Medical malpractice is, it seems, a lot like the weather: You can complain about it, but you can’t do anything about it. Malpractice reform has vexed state legislative, health-care and legal communities for decades. But at least two states may actually be making some progress.
Massachusetts’ new health-care cost containment law -- signed by Gov. Deval Patrick in August -- includes malpractice guidelines, known as the "disclosure, apology and offer" approach. The law requires a 182-day cooling-off period between an adverse medical event and the formal filing of a lawsuit. The hope is that, during that time, patients, doctors and insurers -- and their attorneys, of course -- can settle a case before it goes to trial.
The Bay State’s law also allows medical professionals to apologize to patients without fear that their apology can be used as evidence of an admission of guilt. Traditionally, many alleged malpractice defendants take the “deny and defend” route. As the governor’s website states, “Many studies show that an apology can prevent a lawsuit but due to the threat of litigation, providers have oftentimes remained silent.”
On the other coast, Oregon is also trying to tackle medical malpractice reform. In February, Gov. John Kitzhaber and the Legislature established the Patient Safety and Defensive Medicine Workgroup to come up with transformative ways to cut down on medical liability lawsuits and improve patient safety. The group includes a physician, a trial lawyer, a health-care executive, a public representative and legislators from both parties of the state House and Senate. It will submit its recommendations to the appropriate legislative committees by Oct. 1, and they will then craft legislation for the 2013 session.
To increase the chances of the group’s proposals becoming a reality, Kitzhaber also called in representatives from the Oregon Medical Association and the Oregon Trial Lawyers Association. “The governor said, let’s get around a table to craft a framework that you both can buy into, because if you two can’t agree, we won’t get anywhere,” says Sean Kolmer, the governor’s assistant health policy adviser. “Each side had to give away something, and they are holding hands now.”
Kolmer says the group started with three ground rules that the governor outlined himself:
1. “Improve the practice environment to allow physicians to learn from medical errors and improve patient safety;
2. “More effectively compensate individuals who are injured as a result of medical errors; and,
3. “Reduce the collateral costs associated with the medical liability system including costs associated with insurance administration, litigation, and defensive medicine.”
“The governor is looking for something different.

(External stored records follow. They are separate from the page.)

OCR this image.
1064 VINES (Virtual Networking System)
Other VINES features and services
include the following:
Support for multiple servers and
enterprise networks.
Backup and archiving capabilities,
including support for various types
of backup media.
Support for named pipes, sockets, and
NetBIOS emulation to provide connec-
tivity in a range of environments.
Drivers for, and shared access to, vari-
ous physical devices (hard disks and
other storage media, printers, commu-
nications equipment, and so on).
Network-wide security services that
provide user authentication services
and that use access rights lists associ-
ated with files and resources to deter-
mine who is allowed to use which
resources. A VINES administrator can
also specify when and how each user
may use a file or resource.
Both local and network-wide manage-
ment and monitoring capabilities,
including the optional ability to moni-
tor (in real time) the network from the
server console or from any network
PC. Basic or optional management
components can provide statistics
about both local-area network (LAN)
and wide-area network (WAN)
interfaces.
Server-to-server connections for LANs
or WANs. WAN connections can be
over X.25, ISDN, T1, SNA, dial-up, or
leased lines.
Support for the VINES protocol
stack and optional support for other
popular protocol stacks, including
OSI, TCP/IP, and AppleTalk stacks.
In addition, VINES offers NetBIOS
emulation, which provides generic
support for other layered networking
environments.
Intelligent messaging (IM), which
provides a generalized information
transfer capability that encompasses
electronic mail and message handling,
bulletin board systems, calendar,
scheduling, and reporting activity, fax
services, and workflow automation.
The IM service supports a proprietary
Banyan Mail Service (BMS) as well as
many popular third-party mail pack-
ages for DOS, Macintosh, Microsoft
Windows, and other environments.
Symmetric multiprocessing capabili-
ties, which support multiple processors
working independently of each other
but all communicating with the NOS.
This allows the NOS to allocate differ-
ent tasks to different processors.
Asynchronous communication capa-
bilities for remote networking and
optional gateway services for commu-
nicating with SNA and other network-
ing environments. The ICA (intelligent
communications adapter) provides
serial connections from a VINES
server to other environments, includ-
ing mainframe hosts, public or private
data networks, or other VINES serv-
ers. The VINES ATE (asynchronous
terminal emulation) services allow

He’s not interested in the same old proposals that only address the symptoms of the problem,” such as tort reform, Kolmer says. “The question is, how do we balance those three principals to change the culture [of malpractice]?”

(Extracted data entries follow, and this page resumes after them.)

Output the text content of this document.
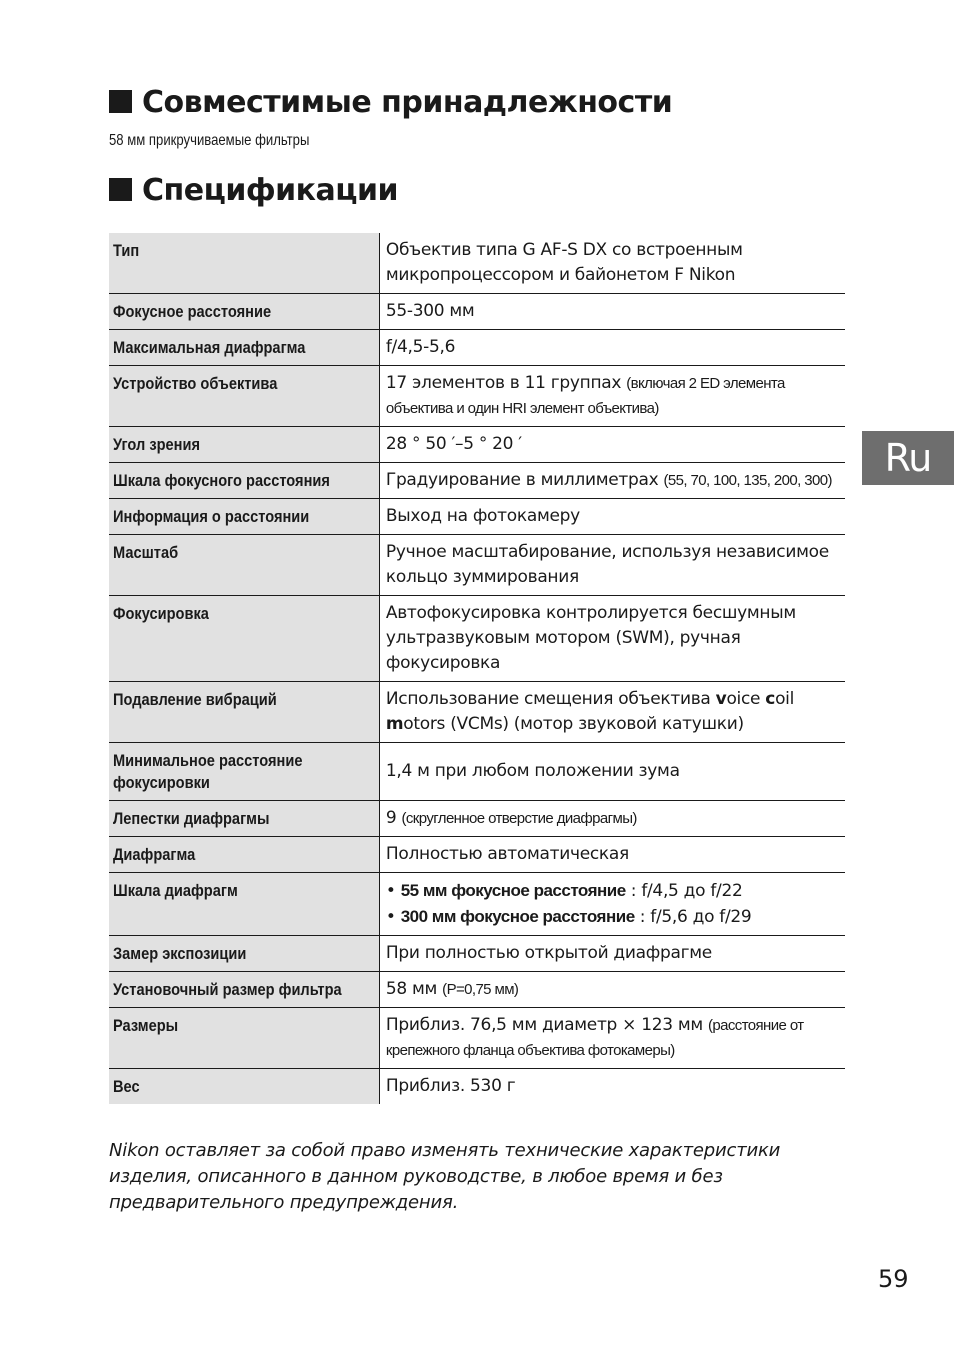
Совместимые принадлежности
58 мм прикручиваемые фильтры
Спецификации
Тип	Объектив типа G AF-S DX со встроенным микропроцессором и байонетом F Nikon

Фокусное расстояние	55-300 мм

Максимальная диафрагма	f/4,5-5,6

Устройство объектива	17 элементов в 11 группах (включая 2 ED элемента объектива и один HRI элемент объектива)

Угол зрения	28 ° 50 ′–5 ° 20 ′

Шкала фокусного расстояния	Градуирование в миллиметрах (55, 70, 100, 135, 200, 300)

Информация о расстоянии	Выход на фотокамеру

Масштаб	Ручное масштабирование, используя независимое кольцо зуммирования

Фокусировка	Автофокусировка контролируется бесшумным ультразвуковым мотором (SWM), ручная фокусировка

Подавление вибраций	Использование смещения объектива voice coil motors (VCMs) (мотор звуковой катушки)

Минимальное расстояние фокусировки	1,4 м при любом положении зума

Лепестки диафрагмы	9 (скругленное отверстие диафрагмы)

Диафрагма	Полностью автоматическая

Шкала диафрагм	• 55 мм фокусное расстояние : f/4,5 до f/22
• 300 мм фокусное расстояние : f/5,6 до f/29

Замер экспозиции	При полностью открытой диафрагме

Установочный размер фильтра	58 мм (P=0,75 мм)

Размеры	Приблиз. 76,5 мм диаметр × 123 мм (расстояние от крепежного фланца объектива фотокамеры)

Вес	Приблиз. 530 г
Nikon оставляет за собой право изменять технические характеристики изделия, описанного в данном руководстве, в любое время и без предварительного предупреждения.
Ru
59
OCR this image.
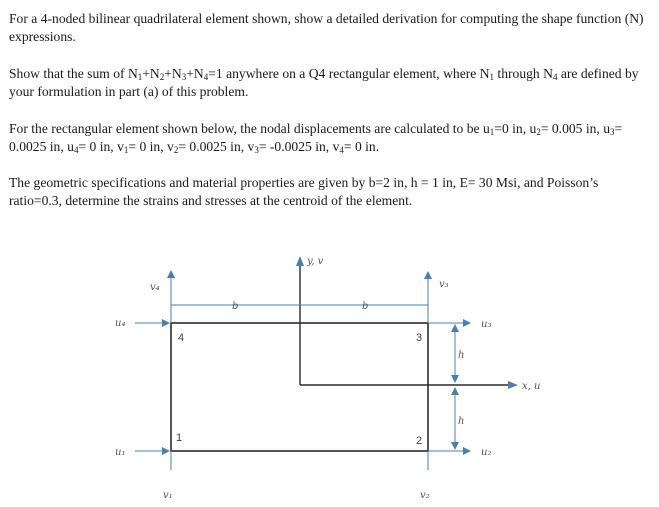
For a 4-noded bilinear quadrilateral element shown, show a detailed derivation for computing the shape function (N) expressions.

Show that the sum of $N_1+N_2+N_3+N_4=1$ anywhere on a Q4 rectangular element, where $N_1$ through $N_4$ are defined by your formulation in part (a) of this problem.

For the rectangular element shown below, the nodal displacements are calculated to be $u_1=0$ in, $u_2= 0.005$ in, $u_3= 0.0025$ in, $u_4= 0$ in, $v_1= 0$ in, $v_2= 0.0025$ in, $v_3= -0.0025$ in, $v_4= 0$ in.

The geometric specifications and material properties are given by b=2 in, h = 1 in, E= 30 Msi, and Poisson’s ratio=0.3, determine the strains and stresses at the centroid of the element.

y, v
x, u
b	b
h
h
4	3
1	2
u₄
v₄
u₃
v₃
u₁
v₁
u₂
v₂
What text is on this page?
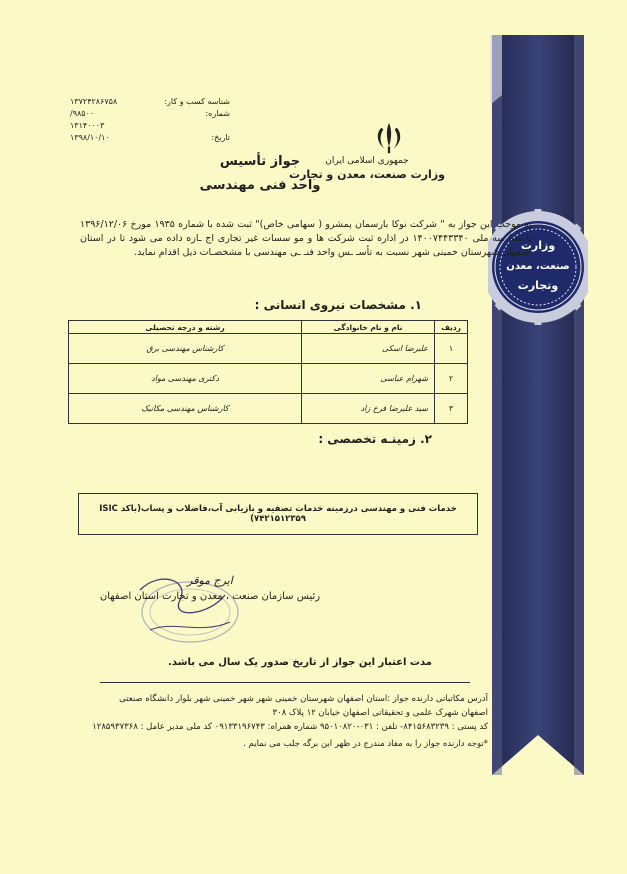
شناسه کسب و کار:
۱۳۷۲۴۲۸۶۷۵۸
شماره:
۹۸۵۰۰/
۱۳۱۴۰۰۰۳
تاریخ:
۱۳۹۸/۱۰/۱۰
جمهوری اسلامی ایران
وزارت صنعت، معدن و تجارت
جواز تأسیس
واحد فنی مهندسی
وزارت
صنعت، معدن
وتجارت

به موجب این جواز به " شرکت نوکا بارسمان پمشرو ( سهامی خاص)" ثبت شده با شماره ۱۹۳۵ مورخ ۱۳۹۶/۱۲/۰۶ با شنا سه ملی ۱۴۰۰۷۴۴۳۳۴۰ در اداره ثبت شرکت ها و مو سسات غیر تجاری اج ـازه داده می شود تا در استان اصفهان شهرستان خمینی شهر نسبت به تأسـ ـس واحد فنـ ـی مهندسی با مشخصـات ذیل اقدام نماید.

۱. مشخصات نیروی انسانی :
ردیف	نام و نام خانوادگی	رشته و درجه تحصیلی
۱	علیرضا اسکی	کارشناس مهندسی برق
۲	شهرام عباسی	دکتری مهندسی مواد
۳	سید علیرضا فرخ زاد	کارشناس مهندسی مکانیک
۲. زمینـه تخصصی :
خدمات فنی و مهندسی درزمینه خدمات تصفیه و بازیابی آب،فاضلاب و پساب(باکد ISIC ۷۴۲۱۵۱۲۳۵۹)
ایرج موقر
رئیس سازمان صنعت ، معدن و تجارت استان اصفهان
مدت اعتبار این جواز از تاریخ صدور یک سال می باشد.
آدرس مکاتباتی دارنده جواز :استان اصفهان شهرستان خمینی شهر شهر خمینی شهر بلوار دانشگاه صنعتی
اصفهان شهرک علمی و تحقیقاتی اصفهان خیابان ۱۲ پلاک ۳۰۸
کد پستی : ۸۴۱۵۶۸۳۲۳۹- تلفن : ۰۳۱-۹۵۰۱۰۸۲۰ شماره همراه: ۰۹۱۳۳۱۹۶۷۴۳ کد ملی مدیر عامل : ۱۲۸۵۹۳۷۳۶۸
*توجه دارنده جواز را به مفاد مندرج در ظهر این برگه جلب می نمایم .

As in Massachusetts, Oregon would like to dismantle the “deny and defend” approach and replace it with early disclosure, sincere apology and just resolution. “How can we create an environment in which doctors can have a conversation with patients and families without fear of ‘what if?’”
Medical professionals could start by apologizing and offering compensation, if appropriate, Kolmer says. If patients accept neither, the next step would be to get the parties into mediation -- before advancing to litigation. “Everything would be confidential and in good faith, in the act of trying to resolve the issue without doctors having to look over their shoulder,” he says. “It does not preclude normal discoverable investigations, but it would create a safe environment for things to be resolved.”
And if the parties remain at odds, they still have access to the justice system. “[But] research tells us that if people sit around a table trying to find a solution, they usually don’t end up in the legal system,” according to Kolmer.
This type of attempted culture change, he admits, isn’t groundbreaking. “The real innovation will be scaling it up to a statewide level and making it a statewide process. Whenever you try to change the system, the devil is in the details. The challenge is that, as it moves through the legislative process, as it gets into the sausage-making, it’s about making sure that any changes must be made to adhere to the three guiding principles.”
How much money could malpractice reform save the state? An estimated $600 million to $700 million, according to Kolmer. “But you can’t just focus on containing cost because that’s only about two percent of the health care system. You have to take patient safety and quality improvement into account as well.”
And all of that begins -- as both Oregon and Massachusetts hope to prove -- with the simple act of open and honest dialogue.